SGIM Forum

Leadership—Big and Small 

09-29-2020 12:39

From the Editor

Leadership—Big and Small

The interconnected leader sees [theirself] as the generator of impulses into an interconnected system to realize the purpose of the organization

—Dalai Lama & Laurens van den Muyzenberg, The Leader’s Way

Reflecting on global events and the continuing work of SGIM members to address our ongoing health disparities and challenges, I see the creativity and impact of our long-established and emerging leaders shine through. Leaders can serve as a powerful guiding force, yet do not act in isolation from the people and systems that they serve—a lesson that comes sharply into focus as this issue of Forum publishes against the backdrop of an upcoming U.S. presidential election.

This issue examines how SGIM members are leading on evergreen issues in general internal medicine. Leadership skills are arguably core competencies of our professional training as physicians. They begin from the core values of our profession, despite differences in the timing and availability of formal curricula on leadership development. Jean Kutner, our president, shares how leadership lessons can come from non-work experiences. Julie Oyler, BRL chair, describes how SGIM region presidents are adapting local events to continue serving members, including offering vital networking and mentoring opportunities.

Leading can be advocating for a single patient and leading their care management and decision-making—at any career stage. Cunningham, et al, share the underrecognized importance of advanced care planning among young adults with cancer in their morning report.

Leading can be starting or engaging in large-scale advocacy, of which there are many powerful and innovative movements with grassroots origins—to dismantle racism in medicine and science, promote humanism in clinical medicine, create environments free of gender-based discrimination and harassment, naming only a few mutually inclusive movements. Van Doren, a third-year resident, calls our medical communities to action towards building anti-racist medical institutions, while Hasnain, et al, outline their consortium’s 10-step pathway for dismantling racism in academic medicine.

Leading in medicine can be crafting educational innovations at a local, regional, or national scale. Kane, et al, offer local learning on a residency continuity clinic for obesity medicine and LeFrancois, et al, from the MOC Subcommittee of SGIM’s Education Committee offer updates on ABIM maintenance of certification options.

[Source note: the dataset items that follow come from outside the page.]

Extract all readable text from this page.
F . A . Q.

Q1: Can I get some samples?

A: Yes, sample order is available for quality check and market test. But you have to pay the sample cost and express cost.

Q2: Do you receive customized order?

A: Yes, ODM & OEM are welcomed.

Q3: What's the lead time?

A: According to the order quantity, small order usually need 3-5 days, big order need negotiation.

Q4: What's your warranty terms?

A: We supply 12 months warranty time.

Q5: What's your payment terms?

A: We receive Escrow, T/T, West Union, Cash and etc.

Importantly, leading means having a set of skills and traits that embody a high standard of ethics and morality, role modeling and engendering compassion, and a sense of service and responsibility for those who follow, and paving a clearly visioned pathway towards our shared future. In these ways, physicians are trained to lead, in ways big and small, in the infinite interconnected facets of society and medicine. In these ways, we clearly offer our own powerful guiding forces towards a better shared future for all.